Repásese, de todas formas, la lista. La mayoría de huelgas generales sindicales han sido huelgas políticas, porque los sindicatos ni saben, ni quieren, renunciar a ese papel plus, como de movimiento de alta calidad, que la vida social española les otorga. Y se han emborrachado del dicho mecanismo. Desde 1982, en Alemania han gobernado: Helmut Kohl, Gerhard Schröder y Angela Merkel. Francia (primeros ministros): Pierre Mauroy, Laurent Fabius, Jacques Chirac, Michel Rocard, Édith Cresson, Pierre Bérégovoy, Édouard Baladour, Alain Juppé, Lionel Jospin, Jean-Pierre Rafarin, Dominique de Villepin y François Fillon.
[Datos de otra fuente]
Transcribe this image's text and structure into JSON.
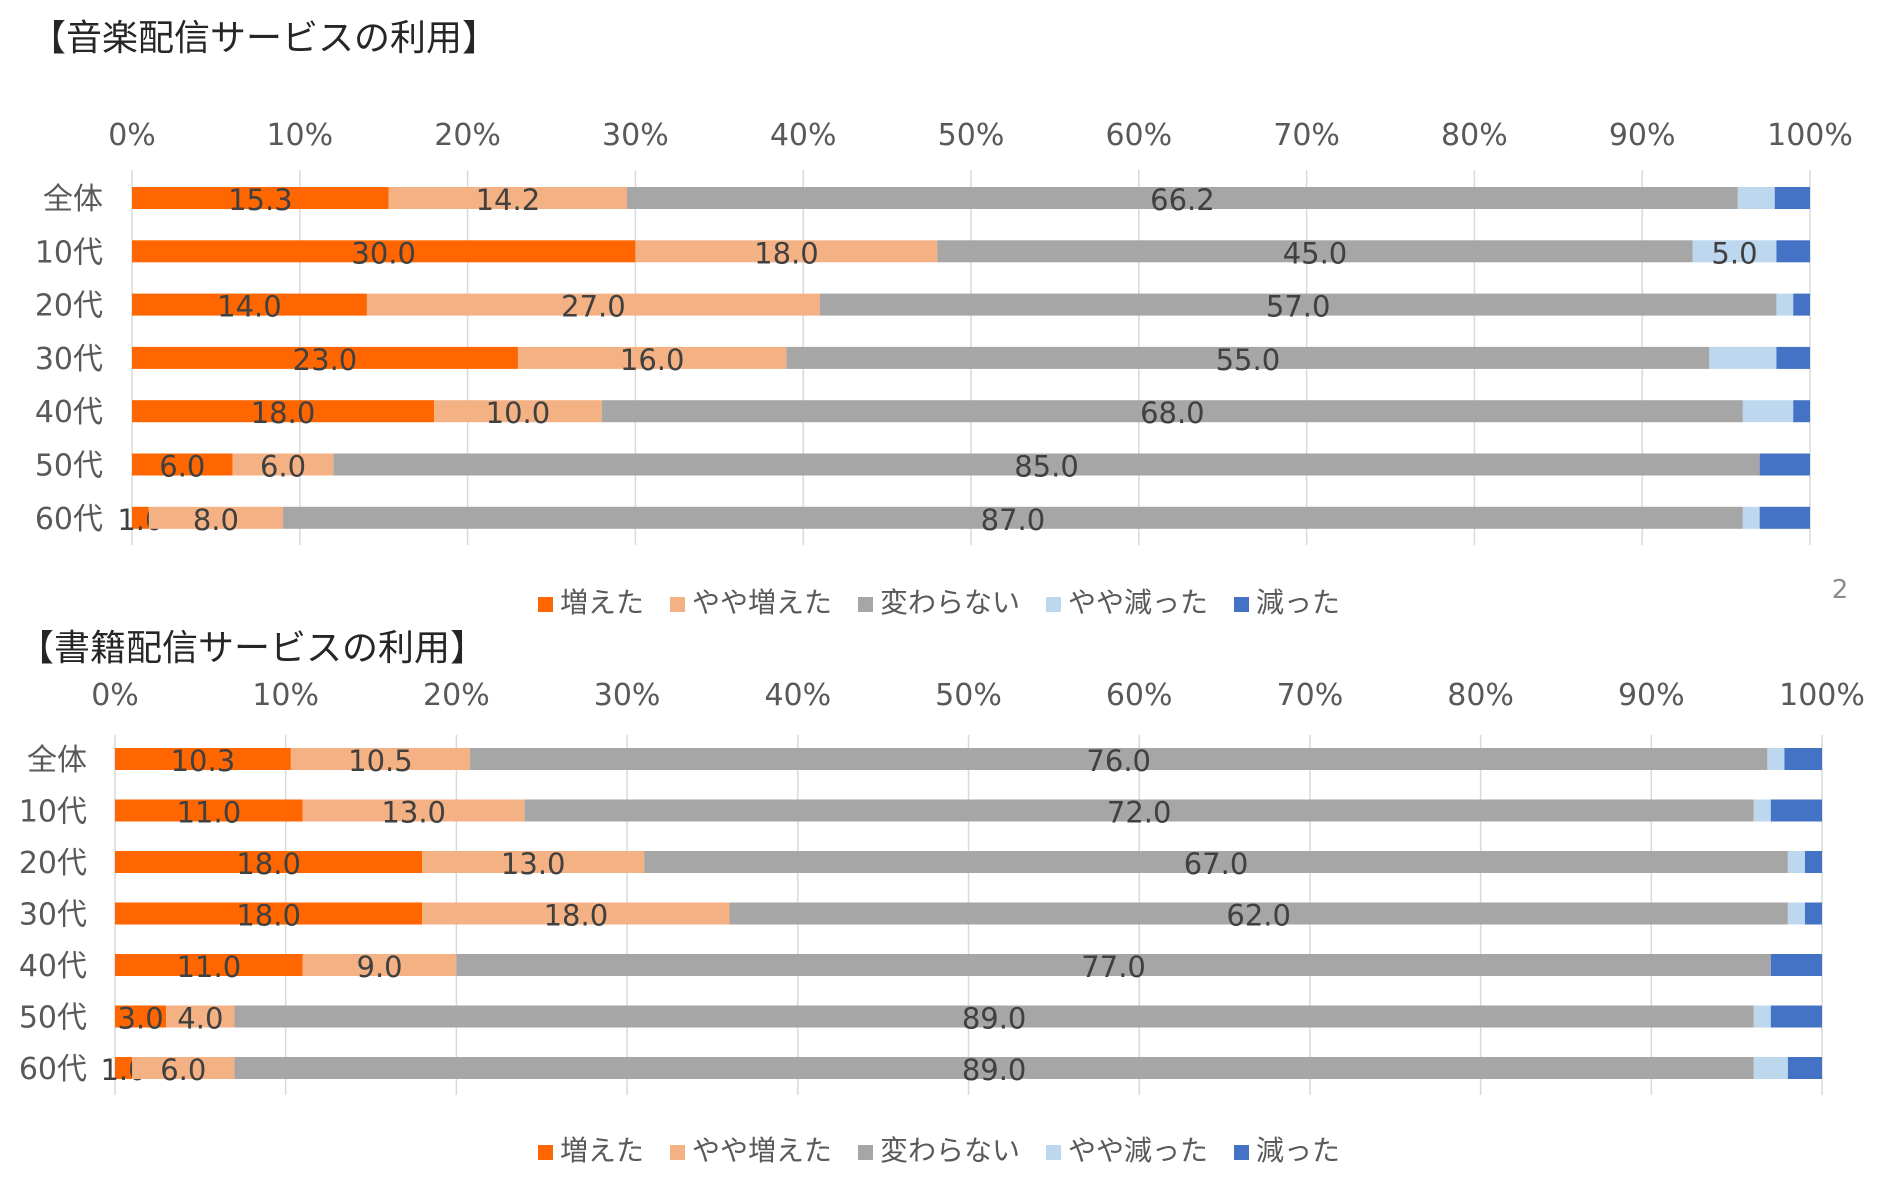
{
  "page_number": "2",
  "legend_labels": [
    "増えた",
    "やや増えた",
    "変わらない",
    "やや減った",
    "減った"
  ],
  "colors": [
    "#FF6600",
    "#F4B183",
    "#A6A6A6",
    "#BDD7EE",
    "#4472C4"
  ],
  "chart_data": [
    {
      "type": "bar",
      "orientation": "horizontal",
      "stacked": "percent",
      "title": "【音楽配信サービスの利用】",
      "categories": [
        "全体",
        "10代",
        "20代",
        "30代",
        "40代",
        "50代",
        "60代"
      ],
      "x_ticks": [
        "0%",
        "10%",
        "20%",
        "30%",
        "40%",
        "50%",
        "60%",
        "70%",
        "80%",
        "90%",
        "100%"
      ],
      "xlim": [
        0,
        100
      ],
      "grid": true,
      "legend_position": "bottom",
      "series": [
        {
          "name": "増えた",
          "values": [
            15.3,
            30.0,
            14.0,
            23.0,
            18.0,
            6.0,
            1.0
          ],
          "labels": [
            "15.3",
            "30.0",
            "14.0",
            "23.0",
            "18.0",
            "6.0",
            "1.0"
          ]
        },
        {
          "name": "やや増えた",
          "values": [
            14.2,
            18.0,
            27.0,
            16.0,
            10.0,
            6.0,
            8.0
          ],
          "labels": [
            "14.2",
            "18.0",
            "27.0",
            "16.0",
            "10.0",
            "6.0",
            "8.0"
          ]
        },
        {
          "name": "変わらない",
          "values": [
            66.2,
            45.0,
            57.0,
            55.0,
            68.0,
            85.0,
            87.0
          ],
          "labels": [
            "66.2",
            "45.0",
            "57.0",
            "55.0",
            "68.0",
            "85.0",
            "87.0"
          ]
        },
        {
          "name": "やや減った",
          "values": [
            2.2,
            5.0,
            1.0,
            4.0,
            3.0,
            0.0,
            1.0
          ],
          "labels": [
            "",
            "5.0",
            "",
            "",
            "",
            "",
            ""
          ]
        },
        {
          "name": "減った",
          "values": [
            2.1,
            2.0,
            1.0,
            2.0,
            1.0,
            3.0,
            3.0
          ],
          "labels": [
            "",
            "",
            "",
            "",
            "",
            "",
            ""
          ]
        }
      ]
    },
    {
      "type": "bar",
      "orientation": "horizontal",
      "stacked": "percent",
      "title": "【書籍配信サービスの利用】",
      "categories": [
        "全体",
        "10代",
        "20代",
        "30代",
        "40代",
        "50代",
        "60代"
      ],
      "x_ticks": [
        "0%",
        "10%",
        "20%",
        "30%",
        "40%",
        "50%",
        "60%",
        "70%",
        "80%",
        "90%",
        "100%"
      ],
      "xlim": [
        0,
        100
      ],
      "grid": true,
      "legend_position": "bottom",
      "series": [
        {
          "name": "増えた",
          "values": [
            10.3,
            11.0,
            18.0,
            18.0,
            11.0,
            3.0,
            1.0
          ],
          "labels": [
            "10.3",
            "11.0",
            "18.0",
            "18.0",
            "11.0",
            "3.0",
            "1.0"
          ]
        },
        {
          "name": "やや増えた",
          "values": [
            10.5,
            13.0,
            13.0,
            18.0,
            9.0,
            4.0,
            6.0
          ],
          "labels": [
            "10.5",
            "13.0",
            "13.0",
            "18.0",
            "9.0",
            "4.0",
            "6.0"
          ]
        },
        {
          "name": "変わらない",
          "values": [
            76.0,
            72.0,
            67.0,
            62.0,
            77.0,
            89.0,
            89.0
          ],
          "labels": [
            "76.0",
            "72.0",
            "67.0",
            "62.0",
            "77.0",
            "89.0",
            "89.0"
          ]
        },
        {
          "name": "やや減った",
          "values": [
            1.0,
            1.0,
            1.0,
            1.0,
            0.0,
            1.0,
            2.0
          ],
          "labels": [
            "",
            "",
            "",
            "",
            "",
            "",
            ""
          ]
        },
        {
          "name": "減った",
          "values": [
            2.2,
            3.0,
            1.0,
            1.0,
            3.0,
            3.0,
            2.0
          ],
          "labels": [
            "",
            "",
            "",
            "",
            "",
            "",
            ""
          ]
        }
      ]
    }
  ]
}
Italia: Giuliano Amato (2 veces), Carlo Azeglio Ciampi, Silvio Berlusconi (3 veces), Lamberto Dini, Romano Prodi (2 veces), Massimo D'Alema y Mario Monti. Son, pues, tres países en los que han gobernado, en treinta años: tres, doce y siete primeros ministros diferentes.
¿Cuántos de ellos han sufrido huelgas generales?
En España son todos.
Jugando, jugandito, a ser un poder dentro del poder, era sólo cuestión de tiempo que alguien les hiciese caso. Si Felipe González fue el socialista que quiso poner terreno entre él y los sindicatos, José Luis Rodríguez Zapatero fue el socialista que se propuso gobernar con ellos. Los sindicatos, presa de esa ebriedad de lo inmanente, se dejaron querer y, para cuando el poder político se convirtió en eso que la sociedad española odiaba, ya no podían desligarse de él.
Es en este sentido en el que yo interpreto la enorme, casi exagerada violencia estructural con que quienes arremeten contra los sindicatos a su izquierda lo hacen. Lo que a los líderes sindicales les descoloca más, probablemente, es esta virulencia proveniente del bando indignado; y es así porque no entienden que es a ellos, a los indignados, no desde luego a las personas de clase alta, a las que el maridaje sindical con el poder político ha dejado huérfanos. Los otros rincones de la sociedad española que se sienten malquistos con los sindicatos tienen otros cauces para eclosionar; pero los que, teóricamente, se habían quedado sin ellos hasta el 15M famoso, son los seguidores de éste.
La huelga general del 29, por todo esto, podría ser histórica. Histórica, en el sentido de borrar del panorama la función que los sindicatos han venido cumpliendo hasta ahora en España, desde hace cosa de un siglo.
La cuestión es qué pinta tendrá lo que venga detrás.
Se echa de menos al estar hablando de sindicalismo tocar a los sindicatos verticales, parece excesivo el salto de la guerra civil a CCOO. Por otra parte, tan brillante como siempre. Enhorabuena.